Committee meetings begin Wednesday.
Nick Evans

Lawmakers are converging on Tallahassee to begin debating next year’s legislation with little time to heal from a bruising series of policy fights.  Republicans are looking to turn the page on an ugly year.

For Florida’s part-time Legislature, the past year has been a tough slog.  House Majority Leader Dana Young (R-Tampa) lets out a long sigh as she explains, “This is always a week that we’re gearing up, and we’ve been in Tallahassee a lot lately with special sessions.”

She’s on her way back to Tallahassee for committee weeks.  After a regular session and two special sessions state lawmakers are understandably a little gassed.  It’s probably not just the long hours.  The year has been defined by a rancorous relationship between the chambers, and those differences haven’t been settled.  The primary dispute is healthcare.  But Senate Health Policy Chair Aaron Bean (R-Fernandina Beach) is pumping the brakes on another attempt to expand Medicaid.  He’s also making overtures toward House priorities built around reducing costs.  And that means Young is optimistic the chambers can bridge the divide.

“You know I believe that that is an area where we can work together, where both chambers can work together to create a better system,” Young says.  “So, yes, I think that that is a good opportunity.”
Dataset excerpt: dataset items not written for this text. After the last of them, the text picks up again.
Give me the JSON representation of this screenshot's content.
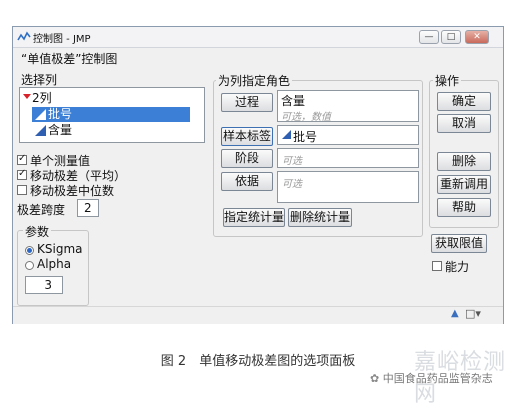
{
  "window": {
    "title": "控制图 - JMP",
    "subtitle": "“单值极差”控制图"
  },
  "select_columns": {
    "group_label": "选择列",
    "count_label": "2列",
    "columns": [
      {
        "name": "批号",
        "selected": true
      },
      {
        "name": "含量",
        "selected": false
      }
    ]
  },
  "options": {
    "single_measure": {
      "label": "单个测量值",
      "checked": true
    },
    "moving_range_avg": {
      "label": "移动极差（平均）",
      "checked": true
    },
    "moving_range_median": {
      "label": "移动极差中位数",
      "checked": false
    },
    "range_span": {
      "label": "极差跨度",
      "value": "2"
    }
  },
  "params": {
    "group_label": "参数",
    "radios": [
      {
        "label": "KSigma",
        "selected": true
      },
      {
        "label": "Alpha",
        "selected": false
      }
    ],
    "value": "3"
  },
  "roles": {
    "group_label": "为列指定角色",
    "process": {
      "button": "过程",
      "value": "含量",
      "hint": "可选，数值"
    },
    "sample_label": {
      "button": "样本标签",
      "value": "批号"
    },
    "phase": {
      "button": "阶段",
      "hint": "可选"
    },
    "by": {
      "button": "依据",
      "hint": "可选"
    },
    "specify_stat_button": "指定统计量",
    "delete_stat_button": "删除统计量"
  },
  "actions": {
    "group_label": "操作",
    "ok": "确定",
    "cancel": "取消",
    "remove": "删除",
    "recall": "重新调用",
    "help": "帮助",
    "get_limits": "获取限值",
    "capability": {
      "label": "能力",
      "checked": false
    }
  },
  "caption": "图 2　单值移动极差图的选项面板",
  "watermark": {
    "big": "嘉峪检测网",
    "small": "中国食品药品监管杂志"
  },
  "colors": {
    "selection": "#3b7fd6",
    "triangle": "#2f5fb0",
    "caret": "#d8222a"
  }
}
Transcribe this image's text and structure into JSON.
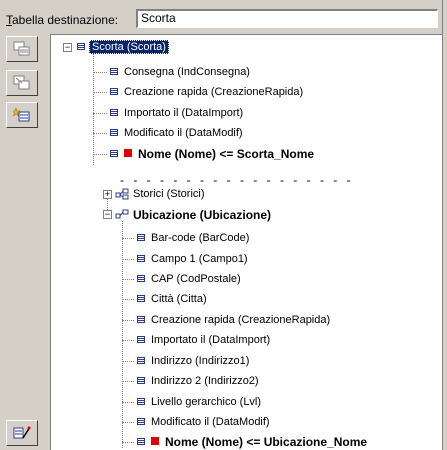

In addition to healthcare, Young says GOP lawmakers will be taking a look at water policy and how the state handles money from Amendment One.  House Minority Leader Mark Pafford (D-West Palm Beach) says Democrats are focused on the same issues—though they’re coming from different angles.

“Whether it be healthcare, an expansion of Medicaid and access and quality of care to Floridians who just don’t have healthcare right now,” Pafford says, “or how we’re going to react to lawsuits that have been filed, the one in particular when it comes to Amendment One and how we’re using those dollars to actually conserve land.”

Unlike Young, Pafford is hopeful the two chambers don’t patch things up.   He says it may be possible to gain traction if Republicans get back to fighting one another.  And he may be in luck.  Even if the House and Senate are beginning to come together on healthcare, an October special session to redraw Senate districts looms, and it could give the bitterness and distrust that has characterized this year another encore.